I remember going to a wedding and arriving early, while they were taking pictures. I saw the bride enveloped in white, and the photographer calling the mother over for a picture of both of them. I didn’t envy them. The bride thought her life from now on would be joyous forever, and the mother was parting from a daughter she apparently loved very much.
So at this wedding — I no longer remember whose, and it doesn’t matter — the photo-taking was over, the chuppah had taken place, and the kallah and her mother had had the first dance in the center. The music was hysterically loud, and everyone had silly-looking smiles pasted on their faces. I was trying to sit in my place and mind my own business and think happy thoughts, but it was impossible under these circumstances, and I wound up just staring into space.

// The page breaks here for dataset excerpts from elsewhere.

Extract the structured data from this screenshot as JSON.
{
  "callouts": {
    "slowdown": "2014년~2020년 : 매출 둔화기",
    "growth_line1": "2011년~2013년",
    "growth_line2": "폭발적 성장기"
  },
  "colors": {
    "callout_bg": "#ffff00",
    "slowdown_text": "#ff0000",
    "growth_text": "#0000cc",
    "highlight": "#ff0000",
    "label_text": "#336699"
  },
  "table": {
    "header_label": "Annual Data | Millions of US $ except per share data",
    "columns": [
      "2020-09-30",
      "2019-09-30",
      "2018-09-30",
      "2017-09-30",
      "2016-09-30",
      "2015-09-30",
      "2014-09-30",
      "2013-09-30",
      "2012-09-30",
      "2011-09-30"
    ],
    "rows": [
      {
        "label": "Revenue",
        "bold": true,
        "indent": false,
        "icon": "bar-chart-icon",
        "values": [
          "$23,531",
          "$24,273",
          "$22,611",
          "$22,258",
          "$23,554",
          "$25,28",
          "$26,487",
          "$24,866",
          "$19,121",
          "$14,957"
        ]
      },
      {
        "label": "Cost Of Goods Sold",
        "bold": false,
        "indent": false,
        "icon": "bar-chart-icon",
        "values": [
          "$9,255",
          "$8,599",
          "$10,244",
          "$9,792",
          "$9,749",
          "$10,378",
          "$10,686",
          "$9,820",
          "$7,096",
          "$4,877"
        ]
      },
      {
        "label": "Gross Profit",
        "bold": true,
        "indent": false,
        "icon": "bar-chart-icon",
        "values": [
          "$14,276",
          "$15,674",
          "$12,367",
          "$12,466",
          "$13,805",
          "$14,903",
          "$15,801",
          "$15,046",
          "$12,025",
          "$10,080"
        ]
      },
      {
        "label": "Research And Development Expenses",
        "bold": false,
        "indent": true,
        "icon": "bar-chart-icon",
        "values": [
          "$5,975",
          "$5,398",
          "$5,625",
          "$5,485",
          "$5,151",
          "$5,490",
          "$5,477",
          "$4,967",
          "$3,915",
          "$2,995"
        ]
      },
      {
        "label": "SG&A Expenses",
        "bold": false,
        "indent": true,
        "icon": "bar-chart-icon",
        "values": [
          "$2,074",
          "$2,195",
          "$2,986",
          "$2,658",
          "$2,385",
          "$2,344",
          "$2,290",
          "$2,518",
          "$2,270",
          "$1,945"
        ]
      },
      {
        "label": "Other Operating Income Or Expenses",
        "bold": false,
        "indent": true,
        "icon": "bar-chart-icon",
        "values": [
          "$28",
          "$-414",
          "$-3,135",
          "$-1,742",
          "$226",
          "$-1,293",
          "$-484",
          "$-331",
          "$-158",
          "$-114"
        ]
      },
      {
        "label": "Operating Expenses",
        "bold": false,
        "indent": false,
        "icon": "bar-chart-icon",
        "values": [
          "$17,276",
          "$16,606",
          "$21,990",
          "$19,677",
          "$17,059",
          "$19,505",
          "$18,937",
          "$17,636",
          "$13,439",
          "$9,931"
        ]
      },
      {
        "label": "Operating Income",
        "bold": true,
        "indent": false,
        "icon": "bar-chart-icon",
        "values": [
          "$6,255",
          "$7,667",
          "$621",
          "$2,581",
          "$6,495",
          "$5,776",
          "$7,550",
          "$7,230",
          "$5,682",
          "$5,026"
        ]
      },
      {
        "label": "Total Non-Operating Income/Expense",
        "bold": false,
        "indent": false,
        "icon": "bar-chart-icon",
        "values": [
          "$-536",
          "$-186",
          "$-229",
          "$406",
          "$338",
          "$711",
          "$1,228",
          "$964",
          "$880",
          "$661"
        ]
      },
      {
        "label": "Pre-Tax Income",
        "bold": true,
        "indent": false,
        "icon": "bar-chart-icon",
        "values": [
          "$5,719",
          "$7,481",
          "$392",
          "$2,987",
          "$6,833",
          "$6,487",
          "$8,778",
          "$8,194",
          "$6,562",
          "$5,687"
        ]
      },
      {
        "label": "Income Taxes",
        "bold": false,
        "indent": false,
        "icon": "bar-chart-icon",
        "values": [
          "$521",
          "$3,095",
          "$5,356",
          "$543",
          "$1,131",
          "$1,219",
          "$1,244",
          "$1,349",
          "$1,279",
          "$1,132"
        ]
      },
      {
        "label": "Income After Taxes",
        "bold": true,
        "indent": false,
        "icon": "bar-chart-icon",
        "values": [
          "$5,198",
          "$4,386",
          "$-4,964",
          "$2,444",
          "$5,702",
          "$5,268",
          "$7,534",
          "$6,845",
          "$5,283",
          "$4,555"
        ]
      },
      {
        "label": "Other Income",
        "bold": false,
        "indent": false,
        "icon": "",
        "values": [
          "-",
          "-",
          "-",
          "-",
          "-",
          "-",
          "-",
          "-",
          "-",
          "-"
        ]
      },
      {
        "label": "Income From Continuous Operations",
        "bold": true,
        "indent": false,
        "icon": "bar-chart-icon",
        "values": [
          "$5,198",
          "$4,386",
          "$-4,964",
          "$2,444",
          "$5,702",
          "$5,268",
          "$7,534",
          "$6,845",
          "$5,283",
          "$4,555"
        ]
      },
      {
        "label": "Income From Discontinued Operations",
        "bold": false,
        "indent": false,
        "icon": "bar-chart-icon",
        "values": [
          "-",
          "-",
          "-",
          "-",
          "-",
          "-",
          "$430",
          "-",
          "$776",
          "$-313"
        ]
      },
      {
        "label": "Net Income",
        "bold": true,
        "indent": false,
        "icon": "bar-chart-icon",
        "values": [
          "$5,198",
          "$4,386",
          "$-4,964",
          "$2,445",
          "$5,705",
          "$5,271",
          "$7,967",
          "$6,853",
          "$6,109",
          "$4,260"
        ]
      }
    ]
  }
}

All of a sudden, the invisible people became visible.
I realized there was a drama being played out that had nothing to do with the music or the dancing or even the wedding. There was a very young, bewildered waitress who seemed to be doing everything wrong, and she was being harassed by her superiors. I heard them say:
“No, you’re doing it much too slowly.”
“What’s wrong with you?”
“You should have finished the other table by now!”
“You didn’t even finish the first one?!”
I looked at the waitress. She was so young and so sad. She couldn’t have been more than 14 or 15. What caused her to come out on this cold winter night to try to earn some money at something she wasn’t good at?
I thought of my own two daughters who were around her age, safe in their warm house, protected, and far away, very far away from this girl. I couldn’t take my eyes off her. She looked like a stray cat.
I looked at her nails. They were painted all different colors. And she had a piercing on her face, near her mouth, but there was no sign of defiance in her eyes. To me, she seemed to be trying to fit in somewhere in a world that was rejecting her from all sides.
I had all kinds of speculations running through my mind about what was going on in her life. Had she and her parents quarreled? Did she even have a mother?
I could see that she was trying so hard not to let her tears fall, but I couldn’t help mine.